There has not been a formal agreement yet, let alone a turnover of funds, but a lawsuit has brought out the fact that the publisher of the venerable Philadelphia Inquirer has at least had discussions with Pennsylvania Gov. Ed Rendell about getting something like $10 million from the state government.
Being keenly aware of the financial problems the entire newspaper industry is facing these days, we can understand the impulse to seek help wherever one can find it. But for a newspaper to get a bailout from the government is a terrible idea.
This is not the first instance during this recession of newspapers flirting with governments. Seven Connecticut legislators in November asked that state’s Department of Economic and Community Development for help to keep the New Britain Herald and the Bristol Press afloat. A Reuters story says the agency is “offering tax breaks, training funds, financing opportunities and other incentives for publishers, but not cash.”
We’re dubious about any business or industry getting a bailout from government. Decisions about which businesses should thrive and which do less well or have to go out of business should be made by consumers through the mechanism of voluntary decisions in the marketplace, not by agencies that can determine winners and losers with money extracted by force from taxpayers.
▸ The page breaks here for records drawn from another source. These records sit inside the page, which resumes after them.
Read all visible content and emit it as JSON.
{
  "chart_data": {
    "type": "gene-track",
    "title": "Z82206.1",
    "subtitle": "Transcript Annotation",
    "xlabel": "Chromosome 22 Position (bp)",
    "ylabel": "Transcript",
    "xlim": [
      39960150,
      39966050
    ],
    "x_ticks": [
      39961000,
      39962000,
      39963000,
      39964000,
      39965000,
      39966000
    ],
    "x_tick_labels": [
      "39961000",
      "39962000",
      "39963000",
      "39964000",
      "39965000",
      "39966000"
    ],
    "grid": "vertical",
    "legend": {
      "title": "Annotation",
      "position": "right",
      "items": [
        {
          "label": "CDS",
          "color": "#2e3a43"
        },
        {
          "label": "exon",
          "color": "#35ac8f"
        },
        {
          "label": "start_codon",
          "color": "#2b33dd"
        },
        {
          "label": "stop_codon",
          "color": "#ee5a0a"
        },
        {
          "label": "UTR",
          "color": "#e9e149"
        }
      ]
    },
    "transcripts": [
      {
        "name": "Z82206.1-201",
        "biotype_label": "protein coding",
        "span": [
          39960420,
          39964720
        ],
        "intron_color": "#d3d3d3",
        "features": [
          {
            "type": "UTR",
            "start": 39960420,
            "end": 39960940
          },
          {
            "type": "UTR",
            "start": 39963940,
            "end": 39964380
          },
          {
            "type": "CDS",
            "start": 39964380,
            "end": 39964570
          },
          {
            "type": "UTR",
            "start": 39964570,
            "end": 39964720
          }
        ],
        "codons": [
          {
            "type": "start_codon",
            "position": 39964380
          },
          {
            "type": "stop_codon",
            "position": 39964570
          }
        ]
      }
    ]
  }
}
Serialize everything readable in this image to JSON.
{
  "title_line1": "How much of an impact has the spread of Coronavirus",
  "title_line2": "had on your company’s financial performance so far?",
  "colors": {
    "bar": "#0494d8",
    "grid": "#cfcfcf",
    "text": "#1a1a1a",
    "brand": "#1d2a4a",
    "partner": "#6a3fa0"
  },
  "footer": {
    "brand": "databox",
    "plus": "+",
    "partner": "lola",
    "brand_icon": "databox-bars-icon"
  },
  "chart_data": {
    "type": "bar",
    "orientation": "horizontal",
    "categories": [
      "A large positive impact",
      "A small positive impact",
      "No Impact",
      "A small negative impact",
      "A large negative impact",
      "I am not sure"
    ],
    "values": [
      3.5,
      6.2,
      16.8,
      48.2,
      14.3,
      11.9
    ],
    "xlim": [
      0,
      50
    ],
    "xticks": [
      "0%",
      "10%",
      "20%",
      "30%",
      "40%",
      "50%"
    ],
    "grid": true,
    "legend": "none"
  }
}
But there are special dangers when newspapers get involved with the government.
One of the reasons the First Amendment gives virtually complete freedom to the press — which includes not just newspapers but radio, television, pamphlets, the Internet and whatever technology may be developed in the future for conveying news, attitudes and opinions — is the founders wanted an independent, private source of information to serve as a watchdog on the government. The fact that some journalists are more like lapdogs than watchdogs does not minimize the importance of this function in any society that aspires to be reasonably democratic and moderately free.
Do you doubt that a government with economic leverage over a newspaper would try to influence journalists to be less aggressive in their coverage? Governments without economic leverage do it all the time. Disgraced and ousted former Illinois Gov. Rod Blagojevich thought he might be able to get Chicago Tribune editorial writers fired because the paper’s parent company was seeking government help with regard to the Chicago Cubs, which the company also owns.
It’s important to have a vigorous press, and it’s true that financial troubles can deter vigorous coverage. But it’s hard to see how a paper can be independent and serve as a check on government misdeeds if it is dependent on government for economic survival.
News organizations taking money from government is not a good idea.